La journée nationale « contre » l’esclavage, consacrée le 6 mars de chaque année par le pouvoir de Mohamed Ould Abdel Aziz, visait, à l’origine, la mise en accusation de la mouvance abolitionniste. Il s’agissait d’une opération de communication de crise, destinée à semer le doute dans l’opinion, pour mieux confondre la lutte et décrédibiliser les militants.
Au fil de ses séquences, l’évènement se réduisait à une fête austère, loin des espaces de rassemblement et de résidence des groupes dominants. La parodie devait produire l’illusion d’un pays de droit où aucune entité ethnique n’échappe aux séquelles de la servitude de naissance.
En somme, il fallait dissocier l’inégalité héritée, le racisme, voire enserrer ces pratiques dans une grille de causalité économique, loin de tout déterminisme selon la race ou la généalogie.
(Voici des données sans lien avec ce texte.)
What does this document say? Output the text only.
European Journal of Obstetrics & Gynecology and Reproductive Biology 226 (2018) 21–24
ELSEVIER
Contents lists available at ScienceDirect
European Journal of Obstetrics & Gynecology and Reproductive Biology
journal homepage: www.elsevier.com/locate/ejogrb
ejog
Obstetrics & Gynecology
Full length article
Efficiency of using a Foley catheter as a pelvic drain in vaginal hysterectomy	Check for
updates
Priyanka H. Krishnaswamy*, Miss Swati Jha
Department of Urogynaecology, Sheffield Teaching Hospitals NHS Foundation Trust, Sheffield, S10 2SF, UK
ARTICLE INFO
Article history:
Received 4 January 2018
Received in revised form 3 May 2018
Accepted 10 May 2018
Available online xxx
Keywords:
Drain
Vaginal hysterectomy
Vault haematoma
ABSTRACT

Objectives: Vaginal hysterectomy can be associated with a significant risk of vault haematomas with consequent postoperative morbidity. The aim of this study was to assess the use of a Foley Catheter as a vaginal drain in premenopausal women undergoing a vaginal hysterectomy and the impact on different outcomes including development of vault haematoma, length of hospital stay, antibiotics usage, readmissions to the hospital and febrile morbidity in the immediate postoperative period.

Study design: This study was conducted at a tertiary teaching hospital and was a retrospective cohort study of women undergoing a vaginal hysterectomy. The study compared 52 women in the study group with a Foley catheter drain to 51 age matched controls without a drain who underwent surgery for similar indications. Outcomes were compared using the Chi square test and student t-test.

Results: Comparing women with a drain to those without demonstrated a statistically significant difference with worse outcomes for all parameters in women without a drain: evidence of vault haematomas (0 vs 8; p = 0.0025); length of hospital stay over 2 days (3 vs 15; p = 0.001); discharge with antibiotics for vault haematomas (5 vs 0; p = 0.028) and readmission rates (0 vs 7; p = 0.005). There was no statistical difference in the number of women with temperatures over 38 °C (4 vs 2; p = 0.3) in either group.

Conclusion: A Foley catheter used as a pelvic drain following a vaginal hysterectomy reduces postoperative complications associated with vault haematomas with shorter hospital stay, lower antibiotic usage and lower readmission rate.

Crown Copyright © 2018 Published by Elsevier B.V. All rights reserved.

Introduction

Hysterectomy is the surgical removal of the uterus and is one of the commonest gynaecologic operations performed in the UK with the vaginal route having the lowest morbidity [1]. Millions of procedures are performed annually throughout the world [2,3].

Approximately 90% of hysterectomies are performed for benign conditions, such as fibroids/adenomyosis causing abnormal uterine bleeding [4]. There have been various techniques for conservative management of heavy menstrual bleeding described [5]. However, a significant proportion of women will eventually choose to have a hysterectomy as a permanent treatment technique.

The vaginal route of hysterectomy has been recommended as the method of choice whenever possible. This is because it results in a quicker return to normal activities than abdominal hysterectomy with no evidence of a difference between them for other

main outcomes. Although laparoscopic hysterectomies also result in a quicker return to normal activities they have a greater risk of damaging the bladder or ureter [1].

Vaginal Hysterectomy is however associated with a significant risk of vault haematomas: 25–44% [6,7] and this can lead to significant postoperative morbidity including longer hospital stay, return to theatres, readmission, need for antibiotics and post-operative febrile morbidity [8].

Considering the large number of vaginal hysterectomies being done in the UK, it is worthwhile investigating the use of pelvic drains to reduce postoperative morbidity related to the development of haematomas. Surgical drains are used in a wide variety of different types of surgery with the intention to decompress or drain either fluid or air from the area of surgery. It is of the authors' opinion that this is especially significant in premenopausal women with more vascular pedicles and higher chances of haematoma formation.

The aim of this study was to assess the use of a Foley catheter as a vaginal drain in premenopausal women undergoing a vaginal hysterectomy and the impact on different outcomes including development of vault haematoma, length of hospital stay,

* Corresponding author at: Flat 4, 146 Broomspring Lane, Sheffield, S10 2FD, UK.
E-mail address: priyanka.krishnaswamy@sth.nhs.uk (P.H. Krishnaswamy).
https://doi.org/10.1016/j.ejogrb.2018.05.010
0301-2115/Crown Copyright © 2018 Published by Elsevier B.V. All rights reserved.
Depuis l’essor du mouvement de revendication des droits civiques au milieu des années 1990, la ligne n’a pas varié, malgré l’alternance de façade au sommet de l’Etat. Jusqu’aujourd’hui, elle oscille, de bricolage en tâtonnement, entre déni, falsification et frénésie législative, aux fins de vider, notre histoire, de son contentieux.
La trouvaille
Au titre de la contrefaçon et de l’opportunisme caractéristiques d’une gouvernance de l’instant – sans vision ni ambition – la communauté Soninké devient le terrain d’expérimentation des politiques publiques en matière de réduction des hiérarchies d’antan.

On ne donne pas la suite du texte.